La Réglementation Française : Obligations Générales et Spécificités
Le gilet de sauvetage est-il obligatoire en France ? C'est une question que l'on se pose souvent. En France, il n’y a pas d’obligation légale de « porter » un gilet à bord d’un bateau en mer, comme l'indique la division 240, article 240-2.12 des conditions d’utilisation des véhicules nautiques à moteur, page 16. Vous ne serez pas verbalisé si vous ne portez pas sur vous un gilet de sauvetage à bord de votre embarcation en mer. Toutefois, l’emport de gilets de sauvetage est bien obligatoire sur toute embarcation. Il en faut au moins 1 par personne à son bord.
La Division 240, modifiée en mai 2019 et actualisée le 1er juin 2019, est le texte qui régit les conditions et les matériels de sécurité pour la navigation de plaisance. Elle détermine la réglementation pour tous les bateaux de plaisance à usage personnel ou de formation inférieure à 24 mètres en fonction de la zone de navigation. La volonté de cette évolution est d'encourager le port du gilet de sauvetage. Le gilet de sauvetage fait partie de ces équipements obligatoires, mais le modèle du gilet est régi pour chaque zone de navigation. En France, ce qui détermine le type de gilet est l’éloignement d’un abri. Le gilet de sauvetage doit être adapté à la morphologie des personnes embarquées et à leurs besoins. Il doit être homologué et disposer d’une étiquette de conformité pour répondre à la norme. Ces équipements individuels de flottabilité (EIF) doivent être marqués CE ou arborer un logo « barre à roue » sur l’étiquette.
Lire aussi: Normes des gilets de wakeboard
Le chef de bord est le membre de l’équipage qui a la responsabilité d’embarquer du matériel de sécurité adapté à la navigation pratiquée.
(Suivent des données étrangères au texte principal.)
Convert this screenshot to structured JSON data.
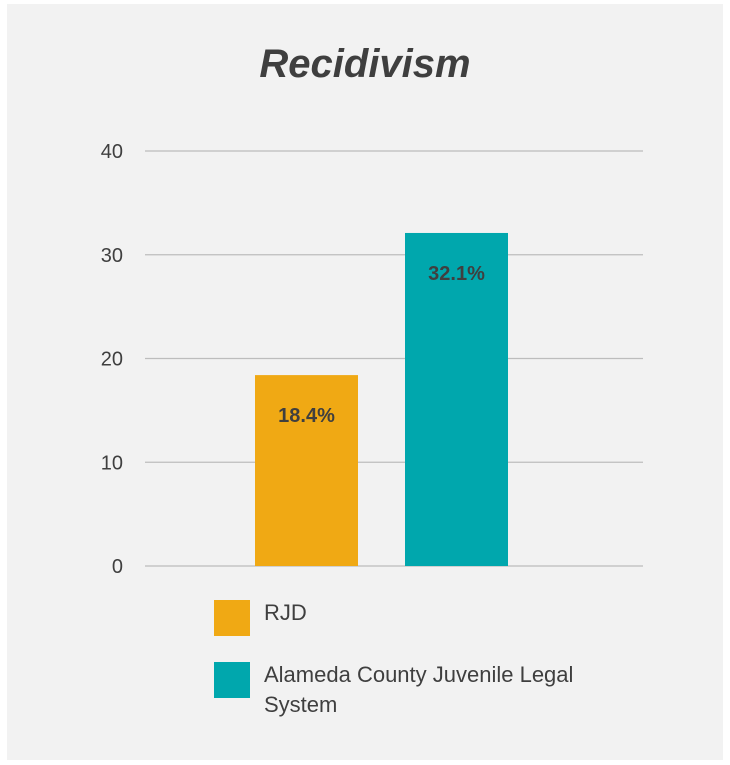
{
  "chart_data": {
    "type": "bar",
    "title": "Recidivism",
    "categories": [
      "RJD",
      "Alameda County Juvenile Legal System"
    ],
    "values": [
      18.4,
      32.1
    ],
    "data_labels": [
      "18.4%",
      "32.1%"
    ],
    "colors": [
      "#f0a914",
      "#00a7ad"
    ],
    "yticks": [
      "0",
      "10",
      "20",
      "30",
      "40"
    ],
    "ylim": [
      0,
      40
    ],
    "grid": true,
    "legend_position": "bottom-left",
    "xlabel": "",
    "ylabel": ""
  }
}
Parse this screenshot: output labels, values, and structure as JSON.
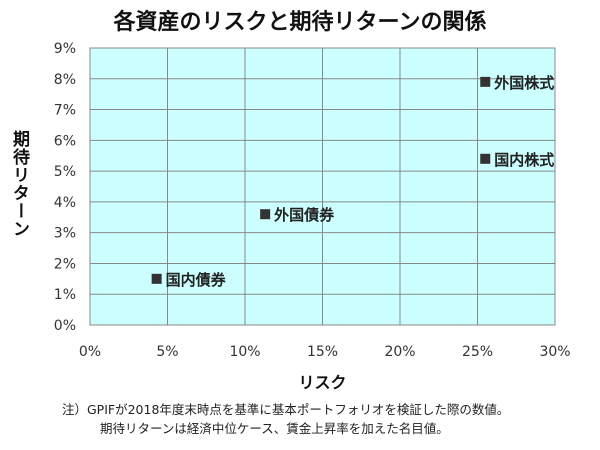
{
  "chart_data": {
    "type": "scatter",
    "title": "各資産のリスクと期待リターンの関係",
    "xlabel": "リスク",
    "ylabel": "期待リターン",
    "xlim": [
      0,
      30
    ],
    "ylim": [
      0,
      9
    ],
    "x_ticks": [
      "0%",
      "5%",
      "10%",
      "15%",
      "20%",
      "25%",
      "30%"
    ],
    "y_ticks": [
      "0%",
      "1%",
      "2%",
      "3%",
      "4%",
      "5%",
      "6%",
      "7%",
      "8%",
      "9%"
    ],
    "grid": true,
    "points": [
      {
        "name": "国内債券",
        "x": 4.3,
        "y": 1.5
      },
      {
        "name": "外国債券",
        "x": 11.3,
        "y": 3.6
      },
      {
        "name": "国内株式",
        "x": 25.5,
        "y": 5.4
      },
      {
        "name": "外国株式",
        "x": 25.5,
        "y": 7.9
      }
    ],
    "colors": {
      "plot_bg": "#ccffff",
      "grid": "#888888",
      "marker": "#333333"
    }
  },
  "note": {
    "line1": "注）GPIFが2018年度末時点を基準に基本ポートフォリオを検証した際の数値。",
    "line2": "期待リターンは経済中位ケース、賃金上昇率を加えた名目値。"
  }
}
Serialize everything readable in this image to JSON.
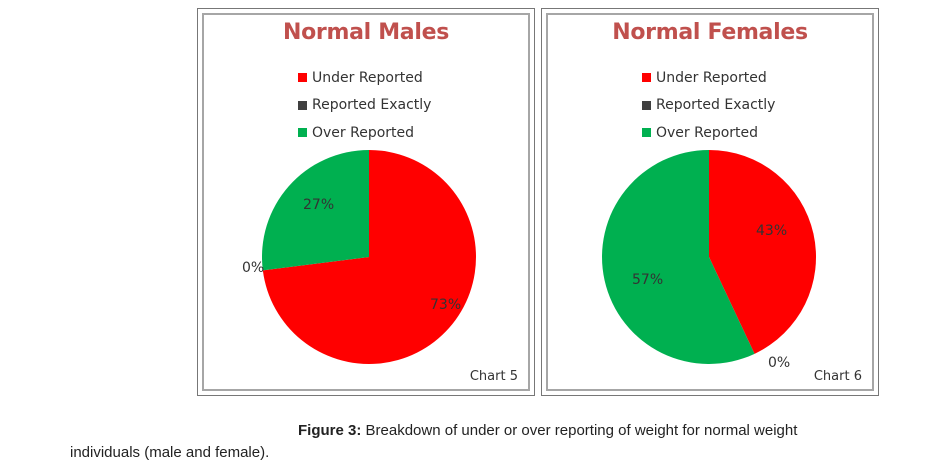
{
  "colors": {
    "under": "#ff0000",
    "exact": "#404040",
    "over": "#00b050",
    "title": "#c0504d"
  },
  "legend": [
    "Under Reported",
    "Reported Exactly",
    "Over Reported"
  ],
  "chart_data": [
    {
      "type": "pie",
      "title": "Normal Males",
      "chart_label": "Chart 5",
      "categories": [
        "Under Reported",
        "Reported Exactly",
        "Over Reported"
      ],
      "values": [
        73,
        0,
        27
      ],
      "labels": [
        "73%",
        "0%",
        "27%"
      ],
      "legend_position": "top"
    },
    {
      "type": "pie",
      "title": "Normal Females",
      "chart_label": "Chart 6",
      "categories": [
        "Under Reported",
        "Reported Exactly",
        "Over Reported"
      ],
      "values": [
        43,
        0,
        57
      ],
      "labels": [
        "43%",
        "0%",
        "57%"
      ],
      "legend_position": "top"
    }
  ],
  "caption": {
    "prefix": "Figure 3:",
    "line1": " Breakdown of under or over reporting of weight for normal weight",
    "line2": "individuals (male and female)."
  }
}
Il doit s’assurer que tous ses passagers portent un gilet de sauvetage homologué. Il doit être en bon état et s’adapter, selon la morphologie du passager (taille, poids…). Selon la zone de navigation et en fonction de l'usage, le gilet doit être adapté et respecter une certaine capacité de flottabilité exprimée en Newton. Avant l'appareillage, il est essentiel de définir les règles quant au port de l'équipement individuel de flottabilité (EIF).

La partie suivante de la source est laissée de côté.